The plaintiffs in the case:
Plaintiffs in this case are Sara Myers, a terminally ill person, Eric Seiff, who suffers from an illness that he is concerned may progress to a terminal stage, five medical professionals who regularly treat terminally ill patients, and End of Life Choices New York, a not-for-profit organization that provides its clients with information and counseling on informed choices in end-of-life decision-making.
And their contentions:
Plaintiffs maintain that, without a declaration to the contrary, the named physicians would be subject to criminal prosecution if they took steps to carry out the wish of their patients to hasten their deaths, and put an end to unbearable physical pain, by prescribing lethal medication.
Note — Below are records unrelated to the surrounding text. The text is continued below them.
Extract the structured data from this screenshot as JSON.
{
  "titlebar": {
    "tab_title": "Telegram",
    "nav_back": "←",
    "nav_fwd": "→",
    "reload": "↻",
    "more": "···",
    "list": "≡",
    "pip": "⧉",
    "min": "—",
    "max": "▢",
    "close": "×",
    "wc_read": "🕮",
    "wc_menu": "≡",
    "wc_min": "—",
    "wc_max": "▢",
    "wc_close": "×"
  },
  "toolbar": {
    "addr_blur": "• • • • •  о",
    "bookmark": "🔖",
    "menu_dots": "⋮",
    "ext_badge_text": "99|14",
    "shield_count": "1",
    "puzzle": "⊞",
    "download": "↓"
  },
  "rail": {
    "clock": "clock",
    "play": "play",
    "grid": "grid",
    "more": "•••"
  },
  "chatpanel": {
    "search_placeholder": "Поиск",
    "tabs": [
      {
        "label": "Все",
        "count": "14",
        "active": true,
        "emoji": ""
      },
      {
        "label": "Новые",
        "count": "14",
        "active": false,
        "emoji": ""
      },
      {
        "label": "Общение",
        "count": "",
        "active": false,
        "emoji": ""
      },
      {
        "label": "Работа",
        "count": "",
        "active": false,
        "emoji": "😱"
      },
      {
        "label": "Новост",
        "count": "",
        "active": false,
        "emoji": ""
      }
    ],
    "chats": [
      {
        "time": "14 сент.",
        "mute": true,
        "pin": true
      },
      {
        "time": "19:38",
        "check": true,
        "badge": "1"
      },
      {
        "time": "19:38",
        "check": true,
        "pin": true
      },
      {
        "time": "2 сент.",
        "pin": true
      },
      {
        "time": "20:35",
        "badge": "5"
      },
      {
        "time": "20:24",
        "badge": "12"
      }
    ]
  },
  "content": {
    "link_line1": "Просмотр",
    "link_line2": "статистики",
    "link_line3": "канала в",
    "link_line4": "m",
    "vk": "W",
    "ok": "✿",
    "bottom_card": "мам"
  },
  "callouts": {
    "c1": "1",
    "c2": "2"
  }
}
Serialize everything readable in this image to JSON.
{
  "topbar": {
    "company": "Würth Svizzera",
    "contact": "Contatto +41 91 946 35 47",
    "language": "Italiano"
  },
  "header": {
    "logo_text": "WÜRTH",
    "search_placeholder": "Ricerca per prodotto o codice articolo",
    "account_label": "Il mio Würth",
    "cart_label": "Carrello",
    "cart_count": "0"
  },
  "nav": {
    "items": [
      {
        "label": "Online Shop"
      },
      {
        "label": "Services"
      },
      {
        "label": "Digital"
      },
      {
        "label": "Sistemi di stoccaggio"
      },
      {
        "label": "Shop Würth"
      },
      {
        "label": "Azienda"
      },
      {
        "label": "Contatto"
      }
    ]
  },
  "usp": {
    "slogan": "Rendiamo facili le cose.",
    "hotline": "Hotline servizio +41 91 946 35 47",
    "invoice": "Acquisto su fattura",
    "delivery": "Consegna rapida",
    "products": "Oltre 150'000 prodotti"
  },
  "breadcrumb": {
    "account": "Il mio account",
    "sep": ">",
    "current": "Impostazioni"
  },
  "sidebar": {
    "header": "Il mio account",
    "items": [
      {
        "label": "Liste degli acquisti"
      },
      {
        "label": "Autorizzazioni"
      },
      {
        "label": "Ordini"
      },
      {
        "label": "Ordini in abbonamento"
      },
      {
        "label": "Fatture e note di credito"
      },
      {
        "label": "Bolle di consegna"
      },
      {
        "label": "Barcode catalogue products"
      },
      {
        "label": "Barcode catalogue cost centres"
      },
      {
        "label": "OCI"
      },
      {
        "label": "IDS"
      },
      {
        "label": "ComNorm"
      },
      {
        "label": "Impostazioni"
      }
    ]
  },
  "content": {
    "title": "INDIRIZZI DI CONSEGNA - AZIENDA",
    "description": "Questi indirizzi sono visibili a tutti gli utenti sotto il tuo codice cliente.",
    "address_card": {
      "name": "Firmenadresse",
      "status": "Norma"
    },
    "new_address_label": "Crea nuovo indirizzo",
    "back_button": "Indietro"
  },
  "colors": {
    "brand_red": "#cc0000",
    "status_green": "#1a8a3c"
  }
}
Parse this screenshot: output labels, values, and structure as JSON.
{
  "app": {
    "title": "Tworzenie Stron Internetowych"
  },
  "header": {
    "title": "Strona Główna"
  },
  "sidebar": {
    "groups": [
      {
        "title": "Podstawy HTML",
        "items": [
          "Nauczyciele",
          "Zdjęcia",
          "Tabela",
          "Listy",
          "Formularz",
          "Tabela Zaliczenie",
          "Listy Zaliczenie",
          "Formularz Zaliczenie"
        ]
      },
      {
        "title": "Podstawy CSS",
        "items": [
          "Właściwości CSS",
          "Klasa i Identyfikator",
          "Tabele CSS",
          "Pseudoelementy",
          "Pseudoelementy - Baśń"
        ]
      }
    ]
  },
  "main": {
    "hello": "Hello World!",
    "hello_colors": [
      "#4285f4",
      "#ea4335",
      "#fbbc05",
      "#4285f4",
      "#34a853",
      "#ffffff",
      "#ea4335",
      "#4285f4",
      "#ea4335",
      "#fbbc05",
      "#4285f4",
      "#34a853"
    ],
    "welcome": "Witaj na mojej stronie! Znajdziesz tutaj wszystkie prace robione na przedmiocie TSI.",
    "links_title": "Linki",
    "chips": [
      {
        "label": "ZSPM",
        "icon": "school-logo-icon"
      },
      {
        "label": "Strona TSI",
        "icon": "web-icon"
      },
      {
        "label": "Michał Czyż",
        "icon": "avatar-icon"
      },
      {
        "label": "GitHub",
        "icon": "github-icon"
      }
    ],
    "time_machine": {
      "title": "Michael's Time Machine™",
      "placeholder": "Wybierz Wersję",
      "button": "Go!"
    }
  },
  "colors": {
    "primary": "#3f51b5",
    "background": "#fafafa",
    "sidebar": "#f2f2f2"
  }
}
Plaintiffs presume that any such prosecution would be based on section 120.30 of the Penal Law, which provides that “[a] person is guilty of promoting a suicide attempt when he intentionally causes or aids another person to attempt suicide,” and section 125.15(3), which provides that “[a] person is guilty of manslaughter in the second degree when,” among other things, “[h]e intentionally causes or aids another person to commit suicide.”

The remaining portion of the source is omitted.